Last week’s Review had an article about the service clubs in town like Kiwanis and the Eagles which stated that all of them have declined in size if they haven’t already closed or merged with a club in another village. The same is true for the churches

So what’s going on with these voluntary associations? Who’s to blame for the decline? Is it the fault of the clubs for not keeping up with the times and attracting younger members? Is it the residents of Forest Park who are into themselves and have lost a sense of civic duty? Or is it something bigger than that, something in our society?

That there is an unraveling going on is clear to me as George Packer contends in his book The Unwinding, An Inner History of the New America. “The unwinding brings freedom, more than the world has ever granted, and to more kinds of people than ever before—freedom to go away, freedom to return, freedom to change your story, get your facts, get hired, get fired, get high, marry, divorce,” Packer writes.

“[But] this much freedom leaves you on your own,” Packer continues. “Alone on a landscape without solid structures, Americans have to improvise their own destinies, plot their own stories of success and salvation.”

“Research portrays Americans as increasingly insecure, isolated, and lonely,” writes psychologist Sherry Turkle in Alone Together.

The Center for Disease Control reports that the suicide rate for adults 35 to 64 has risen by 28 percent. In 2010 more people killed themselves—38,000—than died in car crashes. According to the U.S. Census 41 percent of first marriages, 60 percent of second marriages and 73 percent of third marriages end in divorce. Since 1980, the number of deaths related to drug overdoses has risen over 540 percent. There were nearly 506 homicides in Chicago alone in 2012.

And here’s an interesting statistic/symptom. According to the American Pet Products Association’s (APPA) new 2011-2012 National Pet Owners Survey, the number of U.S. households that own a pet has increased by 2.1percent to an all-time high of 72.9 million. The survey shows that pet owners are extremely consistent with attributes they consider beneficial to pet ownership.
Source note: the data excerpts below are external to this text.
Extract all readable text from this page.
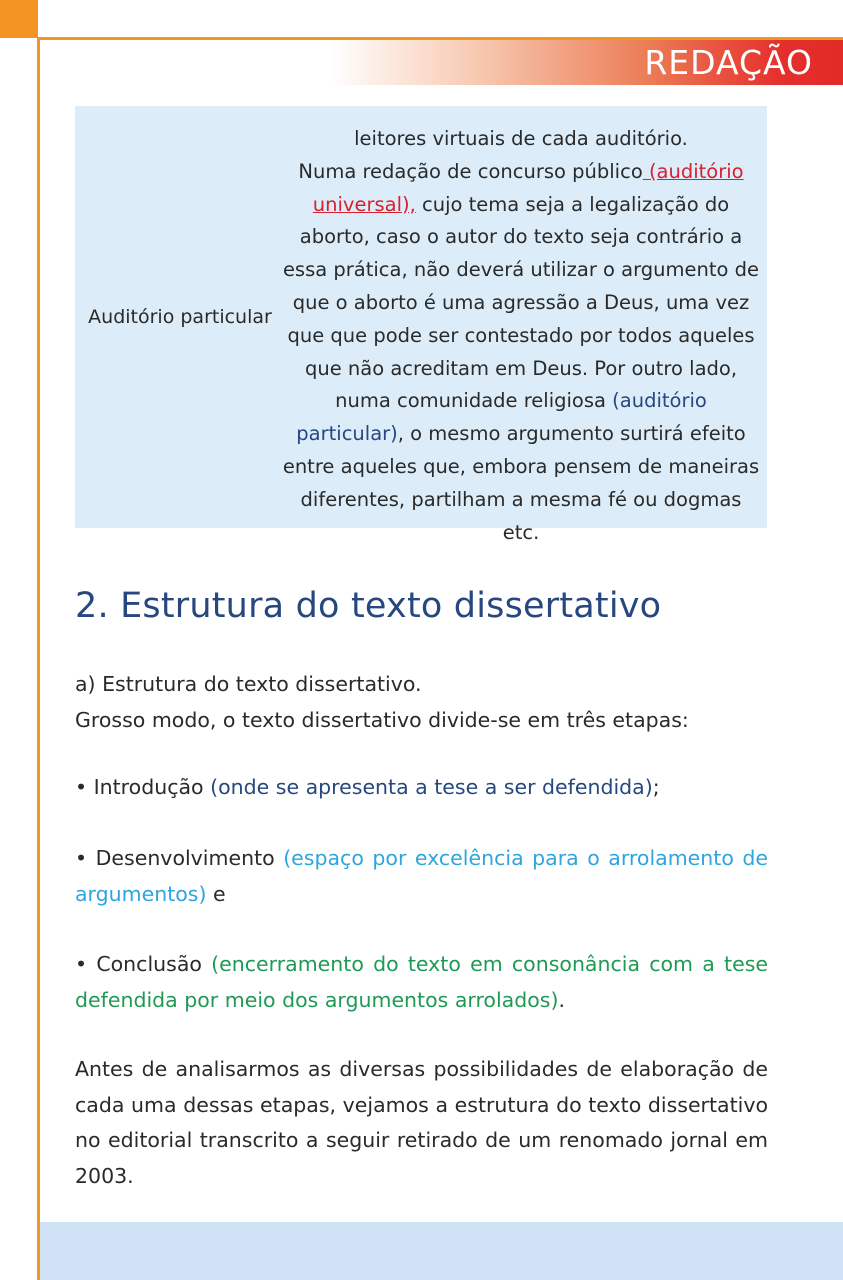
REDAÇÃO
Auditório particular
leitores virtuais de cada auditório.
Numa redação de concurso público (auditório universal), cujo tema seja a legalização do aborto, caso o autor do texto seja contrário a essa prática, não deverá utilizar o argumento de que o aborto é uma agressão a Deus, uma vez que que pode ser contestado por todos aqueles que não acreditam em Deus. Por outro lado, numa comunidade religiosa (auditório particular), o mesmo argumento surtirá efeito entre aqueles que, embora pensem de maneiras diferentes, partilham a mesma fé ou dogmas etc.
2. Estrutura do texto dissertativo
a) Estrutura do texto dissertativo.
Grosso modo, o texto dissertativo divide-se em três etapas:
• Introdução (onde se apresenta a tese a ser defendida);
• Desenvolvimento (espaço por excelência para o arrolamento de argumentos) e
• Conclusão (encerramento do texto em consonância com a tese defendida por meio dos argumentos arrolados).
Antes de analisarmos as diversas possibilidades de elaboração de cada uma dessas etapas, vejamos a estrutura do texto dissertativo no editorial transcrito a seguir retirado de um renomado jornal em 2003.
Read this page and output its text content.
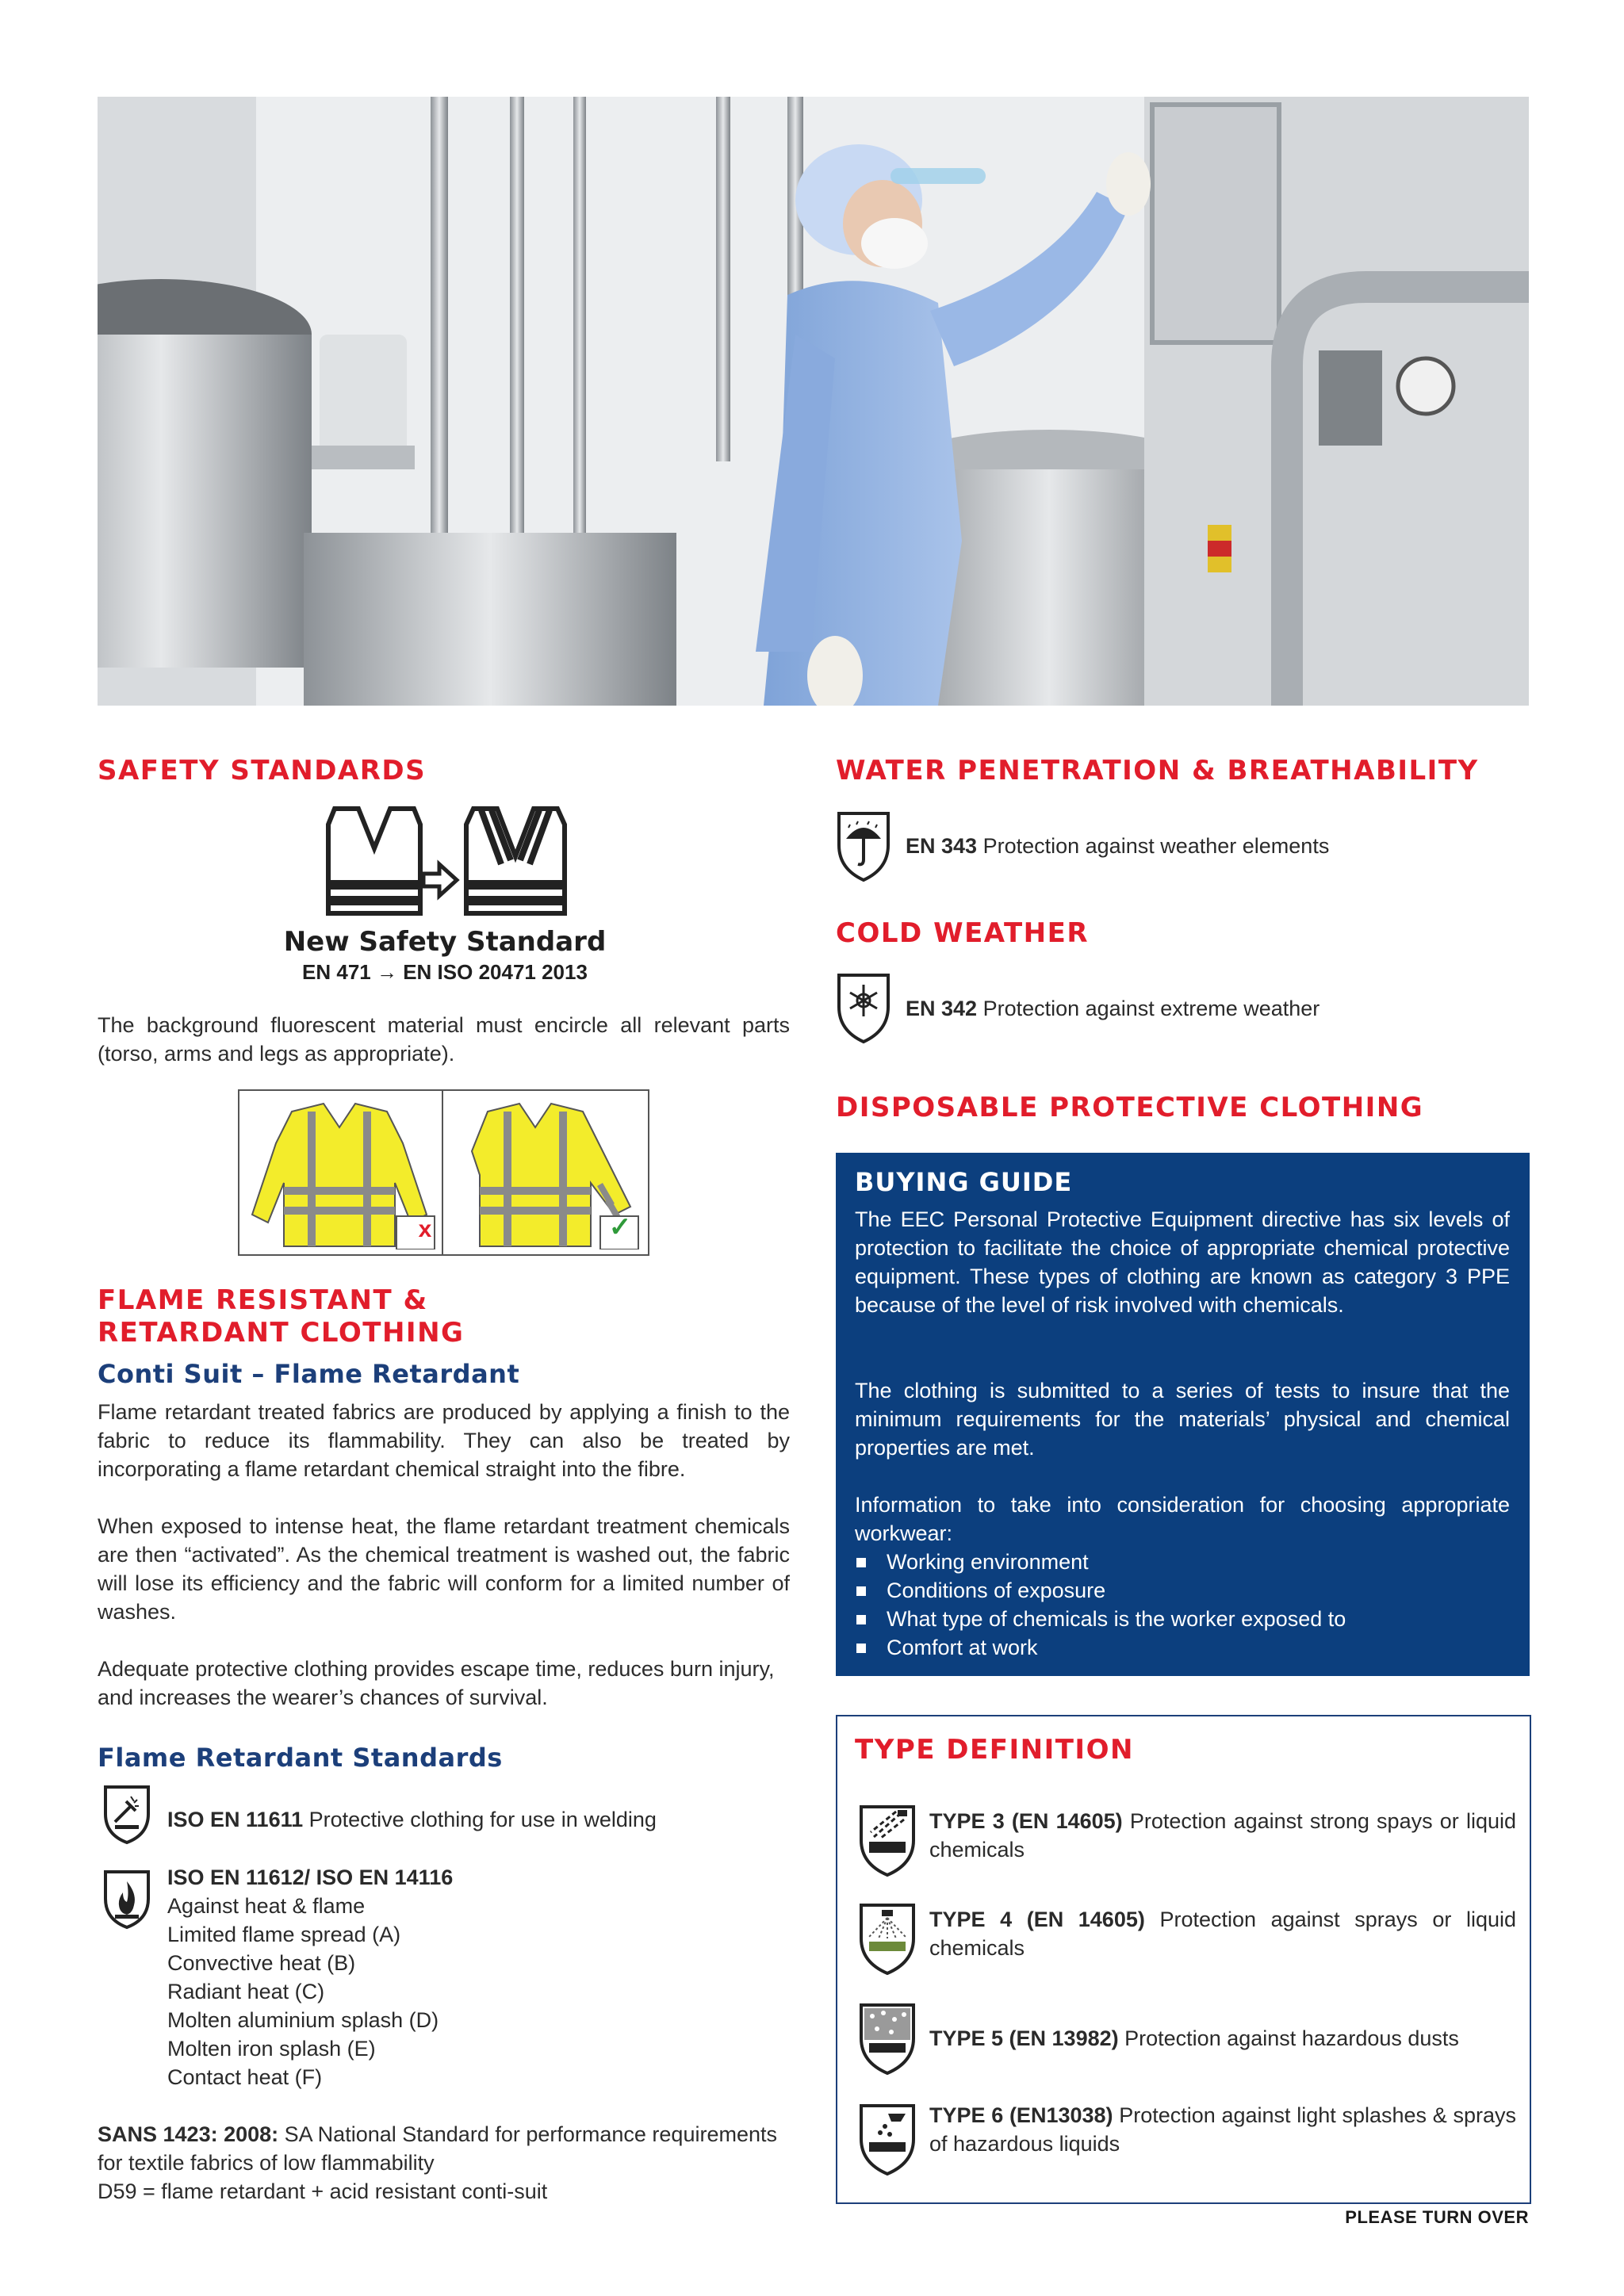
SAFETY STANDARDS
New Safety Standard
EN 471 → EN ISO 20471 2013
The background fluorescent material must encircle all relevant parts (torso, arms and legs as appropriate).
x	✓
FLAME RESISTANT &
RETARDANT CLOTHING
Conti Suit – Flame Retardant
Flame retardant treated fabrics are produced by applying a finish to the fabric to reduce its flammability. They can also be treated by incorporating a flame retardant chemical straight into the fibre.
When exposed to intense heat, the flame retardant treatment chemicals are then “activated”. As the chemical treatment is washed out, the fabric will lose its efficiency and the fabric will conform for a limited number of washes.
Adequate protective clothing provides escape time, reduces burn injury, and increases the wearer’s chances of survival.
Flame Retardant Standards
ISO EN 11611 Protective clothing for use in welding
ISO EN 11612/ ISO EN 14116
Against heat & flame
Limited flame spread (A)
Convective heat (B)
Radiant heat (C)
Molten aluminium splash (D)
Molten iron splash (E)
Contact heat (F)
SANS 1423: 2008: SA National Standard for performance requirements for textile fabrics of low flammability
D59 = flame retardant + acid resistant conti-suit
WATER PENETRATION & BREATHABILITY
EN 343 Protection against weather elements
COLD WEATHER
EN 342 Protection against extreme weather
DISPOSABLE PROTECTIVE CLOTHING
BUYING GUIDE

The EEC Personal Protective Equipment directive has six levels of protection to facilitate the choice of appropriate chemical protective equipment. These types of clothing are known as category 3 PPE because of the level of risk involved with chemicals.

The clothing is submitted to a series of tests to insure that the minimum requirements for the materials’ physical and chemical properties are met.

Information to take into consideration for choosing appropriate workwear:

Working environment
Conditions of exposure
What type of chemicals is the worker exposed to
Comfort at work
TYPE DEFINITION
TYPE 3 (EN 14605) Protection against strong spays or liquid chemicals
TYPE 4 (EN 14605) Protection against sprays or liquid chemicals
TYPE 5 (EN 13982) Protection against hazardous dusts
TYPE 6 (EN13038) Protection against light splashes & sprays of hazardous liquids
PLEASE TURN OVER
The top benefit of dog, cat, bird, small animal, and equine ownership remains companionship/love/company/affection.

Americans are increasingly insecure, isolated, and lonely yet, according to a Nielsen poll, we choose to watch TV an average of 34 hours a week and sit in front of all screens—TV, computer, smartphones, iPad—a total of 8.5 hours a day!

Here’s what Turkle wrote about a woman named Molly who says she finds community in confessional sites. “Her view of ‘community’ is skewed by what technology affords. Although she claims that on confessional sites she has met ‘good people,’ when she gets feedback she doesn’t like, Molly leaves the site so that she does not have to look at the criticism again,” Turkle wrote.

“Communities are places where one feels safe enough to take the good and the bad. In communities, others come through for us in hard times, so we are willing to hear what they have to say, even if we don’t like it.”

“I hear a certain fatigue with the difficulties of life with people,” she continues. “Once we remove ourselves from the flow of physical, messy, untidy life—and both robotics and networked life do that—we become less willing to get out there and take a chance.”

“The American condition is one of deepening privatism,” Parker Palmer wrote in The Promise of Paradox. “Affluence draws us into ways of living designed to protect us from the sight and sound of one another,” Palmer said.

“Community,” he continues, “is less like utopia than like a crucible or a refiner’s fire, not least because easy access always means the collision of egos. But those who can survive the dissolution of their [romantic, utopian] dream and the abrasion of their egos will find that the truth of community is richer and more supportive than fantasy can ever be,” Parker said.

“In community, one learns that the solitary self is not an adequate measure of reality, that we can begin to know the fullness of truth only through multiple visions,” Parker wrote.

Palmer acknowledges that creating and maintaining committed relationships in our competitive, mobile society is a challenge. “It is difficult to find or create relationships of duration and reliability in our kind of world.” But, he adds, “such realism quickly becomes pernicious: every time we act on that assumption, every time we gird ourselves to go it alone, we create more of the same.”

Palmer and Turkle and Packer seem to be encouraging us to swim upstream, to go against the flow of privatism and do the hard relational work of associating voluntarily in a service club or a church or some other association for the common good.